Firstly to get the Weight attribute 0 when putting the static route to BGP database (using a redistribution with a route-map instead of network ... command, e.g.) and secondly to make the Local Preference worse then the one assigned to the iBGP prefix (you can use the same route-map to modify the LP), e.g.

This way you would make the iBGP prefix to beat the same static prefix redistributed to BGP within the BGP process.
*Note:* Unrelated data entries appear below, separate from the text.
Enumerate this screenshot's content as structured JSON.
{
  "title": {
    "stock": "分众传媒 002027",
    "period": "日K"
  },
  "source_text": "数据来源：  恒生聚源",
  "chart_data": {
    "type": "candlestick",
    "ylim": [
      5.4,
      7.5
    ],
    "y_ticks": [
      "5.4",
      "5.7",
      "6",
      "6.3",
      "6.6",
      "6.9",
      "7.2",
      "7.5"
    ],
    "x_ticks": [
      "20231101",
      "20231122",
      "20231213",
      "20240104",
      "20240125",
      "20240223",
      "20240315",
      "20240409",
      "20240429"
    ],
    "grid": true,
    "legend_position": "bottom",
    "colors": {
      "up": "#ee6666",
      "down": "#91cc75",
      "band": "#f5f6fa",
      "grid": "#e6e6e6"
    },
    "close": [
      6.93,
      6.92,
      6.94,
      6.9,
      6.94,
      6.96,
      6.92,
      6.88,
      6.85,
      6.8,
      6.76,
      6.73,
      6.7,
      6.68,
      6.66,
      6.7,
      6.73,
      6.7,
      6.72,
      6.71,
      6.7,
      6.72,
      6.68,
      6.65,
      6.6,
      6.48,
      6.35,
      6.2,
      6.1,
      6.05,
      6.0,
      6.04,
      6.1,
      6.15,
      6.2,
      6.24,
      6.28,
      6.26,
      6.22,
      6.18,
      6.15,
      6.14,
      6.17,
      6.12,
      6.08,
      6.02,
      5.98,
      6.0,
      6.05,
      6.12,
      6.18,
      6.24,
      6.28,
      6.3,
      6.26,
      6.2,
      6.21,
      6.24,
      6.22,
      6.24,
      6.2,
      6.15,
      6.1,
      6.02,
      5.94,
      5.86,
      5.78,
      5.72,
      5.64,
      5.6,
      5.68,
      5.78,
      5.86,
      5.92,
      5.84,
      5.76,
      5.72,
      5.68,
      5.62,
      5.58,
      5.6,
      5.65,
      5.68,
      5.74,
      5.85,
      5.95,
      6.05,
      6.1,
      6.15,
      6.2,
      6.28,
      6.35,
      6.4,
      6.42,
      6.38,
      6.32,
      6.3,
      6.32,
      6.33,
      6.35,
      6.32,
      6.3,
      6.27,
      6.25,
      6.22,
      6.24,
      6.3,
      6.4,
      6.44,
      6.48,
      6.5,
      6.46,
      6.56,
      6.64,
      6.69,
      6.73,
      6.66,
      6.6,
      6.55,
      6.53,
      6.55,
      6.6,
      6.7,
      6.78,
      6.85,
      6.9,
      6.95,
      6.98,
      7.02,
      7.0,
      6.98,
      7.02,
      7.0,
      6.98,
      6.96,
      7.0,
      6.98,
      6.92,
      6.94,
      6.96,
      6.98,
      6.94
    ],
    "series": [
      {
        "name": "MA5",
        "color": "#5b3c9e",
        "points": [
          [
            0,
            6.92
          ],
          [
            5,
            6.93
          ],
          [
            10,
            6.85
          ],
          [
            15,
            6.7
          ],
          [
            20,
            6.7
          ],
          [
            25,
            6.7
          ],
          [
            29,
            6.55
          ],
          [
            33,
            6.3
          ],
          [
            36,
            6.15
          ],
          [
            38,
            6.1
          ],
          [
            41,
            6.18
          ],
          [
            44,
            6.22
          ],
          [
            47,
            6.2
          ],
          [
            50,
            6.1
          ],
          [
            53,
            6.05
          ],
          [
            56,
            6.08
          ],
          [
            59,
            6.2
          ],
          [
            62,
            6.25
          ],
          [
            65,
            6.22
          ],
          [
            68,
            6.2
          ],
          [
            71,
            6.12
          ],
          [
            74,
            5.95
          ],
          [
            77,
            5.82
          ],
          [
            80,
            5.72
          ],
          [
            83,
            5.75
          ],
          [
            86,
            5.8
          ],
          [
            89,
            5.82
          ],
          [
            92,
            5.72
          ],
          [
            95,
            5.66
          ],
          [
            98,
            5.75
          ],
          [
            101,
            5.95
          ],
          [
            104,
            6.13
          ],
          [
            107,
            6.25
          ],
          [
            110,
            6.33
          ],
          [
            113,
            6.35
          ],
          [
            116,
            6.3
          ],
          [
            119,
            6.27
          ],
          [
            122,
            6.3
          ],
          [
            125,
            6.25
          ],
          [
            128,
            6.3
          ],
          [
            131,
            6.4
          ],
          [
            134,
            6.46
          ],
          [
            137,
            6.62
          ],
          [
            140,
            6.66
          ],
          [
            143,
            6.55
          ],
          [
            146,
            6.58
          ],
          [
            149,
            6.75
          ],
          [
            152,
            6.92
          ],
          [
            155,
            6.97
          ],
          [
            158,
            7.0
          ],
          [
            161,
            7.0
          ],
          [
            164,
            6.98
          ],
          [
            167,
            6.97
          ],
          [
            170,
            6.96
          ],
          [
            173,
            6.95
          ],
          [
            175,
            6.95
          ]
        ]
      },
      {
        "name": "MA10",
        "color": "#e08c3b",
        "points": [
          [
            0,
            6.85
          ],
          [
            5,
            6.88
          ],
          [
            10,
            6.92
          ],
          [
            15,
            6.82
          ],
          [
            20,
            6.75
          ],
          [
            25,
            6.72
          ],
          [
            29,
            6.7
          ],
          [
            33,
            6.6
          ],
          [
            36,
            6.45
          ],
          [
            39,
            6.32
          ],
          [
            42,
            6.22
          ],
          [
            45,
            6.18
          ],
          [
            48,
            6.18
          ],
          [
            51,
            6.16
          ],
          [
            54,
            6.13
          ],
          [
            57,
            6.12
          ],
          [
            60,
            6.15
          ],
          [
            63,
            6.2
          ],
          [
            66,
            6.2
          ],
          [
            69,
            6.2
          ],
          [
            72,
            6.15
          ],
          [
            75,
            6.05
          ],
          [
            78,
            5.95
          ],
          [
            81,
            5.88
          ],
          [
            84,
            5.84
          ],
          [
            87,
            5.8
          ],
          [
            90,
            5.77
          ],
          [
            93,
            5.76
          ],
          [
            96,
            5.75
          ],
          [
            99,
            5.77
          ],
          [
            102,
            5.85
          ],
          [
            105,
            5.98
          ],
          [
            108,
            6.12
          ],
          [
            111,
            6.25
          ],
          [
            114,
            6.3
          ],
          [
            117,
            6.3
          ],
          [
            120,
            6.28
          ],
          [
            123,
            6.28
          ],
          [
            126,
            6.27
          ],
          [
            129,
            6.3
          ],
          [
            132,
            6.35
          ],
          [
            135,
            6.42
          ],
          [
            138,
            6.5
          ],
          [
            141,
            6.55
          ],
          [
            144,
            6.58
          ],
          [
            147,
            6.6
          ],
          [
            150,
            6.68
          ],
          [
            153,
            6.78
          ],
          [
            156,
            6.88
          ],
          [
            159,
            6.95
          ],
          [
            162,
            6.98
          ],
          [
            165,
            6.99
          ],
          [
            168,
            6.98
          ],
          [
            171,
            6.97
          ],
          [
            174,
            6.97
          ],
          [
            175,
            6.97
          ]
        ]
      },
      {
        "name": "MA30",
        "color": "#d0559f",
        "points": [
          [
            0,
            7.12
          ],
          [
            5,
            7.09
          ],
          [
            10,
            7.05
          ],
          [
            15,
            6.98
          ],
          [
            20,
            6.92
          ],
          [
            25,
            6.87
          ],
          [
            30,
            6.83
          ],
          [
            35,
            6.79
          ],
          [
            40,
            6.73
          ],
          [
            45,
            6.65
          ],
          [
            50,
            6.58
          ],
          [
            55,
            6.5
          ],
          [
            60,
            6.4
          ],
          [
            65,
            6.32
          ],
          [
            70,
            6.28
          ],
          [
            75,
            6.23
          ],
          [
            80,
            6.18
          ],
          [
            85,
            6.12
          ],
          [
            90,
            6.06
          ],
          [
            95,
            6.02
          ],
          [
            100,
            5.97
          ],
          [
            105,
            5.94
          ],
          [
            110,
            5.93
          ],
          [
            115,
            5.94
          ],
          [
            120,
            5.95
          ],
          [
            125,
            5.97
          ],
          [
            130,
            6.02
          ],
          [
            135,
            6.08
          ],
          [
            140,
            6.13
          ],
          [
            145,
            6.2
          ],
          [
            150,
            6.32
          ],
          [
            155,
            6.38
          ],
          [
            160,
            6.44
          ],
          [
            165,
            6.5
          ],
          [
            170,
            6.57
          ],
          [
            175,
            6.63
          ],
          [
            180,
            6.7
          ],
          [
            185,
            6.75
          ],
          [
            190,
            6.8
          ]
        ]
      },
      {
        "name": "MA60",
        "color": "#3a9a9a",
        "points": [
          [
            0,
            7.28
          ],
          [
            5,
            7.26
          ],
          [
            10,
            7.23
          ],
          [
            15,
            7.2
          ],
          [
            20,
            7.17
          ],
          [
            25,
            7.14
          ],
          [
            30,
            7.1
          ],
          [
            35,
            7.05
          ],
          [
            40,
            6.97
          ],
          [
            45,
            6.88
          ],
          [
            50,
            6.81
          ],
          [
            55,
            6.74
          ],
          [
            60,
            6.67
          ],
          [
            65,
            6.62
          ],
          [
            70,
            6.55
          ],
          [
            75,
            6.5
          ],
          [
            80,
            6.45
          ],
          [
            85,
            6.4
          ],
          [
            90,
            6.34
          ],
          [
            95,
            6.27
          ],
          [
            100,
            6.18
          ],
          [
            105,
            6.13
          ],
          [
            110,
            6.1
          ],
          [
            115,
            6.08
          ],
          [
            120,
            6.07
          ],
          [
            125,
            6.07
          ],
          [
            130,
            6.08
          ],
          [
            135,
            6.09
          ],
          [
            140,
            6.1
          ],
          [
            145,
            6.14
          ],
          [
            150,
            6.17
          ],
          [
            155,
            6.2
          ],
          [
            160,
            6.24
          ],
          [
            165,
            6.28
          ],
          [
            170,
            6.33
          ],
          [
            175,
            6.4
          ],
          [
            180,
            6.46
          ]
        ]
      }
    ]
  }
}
And then the AD will take the role to make the iBGP prefix to beat the static one from the routing process (RIB) point of view.

Best regards,

Milan

You're right!  We figured this out about an hour after I posted above.  It's not the null static route that is in the RIB, it's the redistributed null static route that is in iBGP.  So, the path selection is not static v iBGP, it's one iBGP vs another.  In this case, the redistributed route has a weight of 32768 (default), and the iBGP route from the neighbor has a weight of 0.

So, the solution is to adjust your import policy and set a weight of 32769 or higher for the routes imported from the iBGP neighbor.

https://www.cisco.com/c/en/us/support/docs/ip/border-gateway-protocol-bgp/26634-bgp-toc.html#weight

"Paths that the router originates have a weight of 32,768 by default, and other paths have a weight of 0."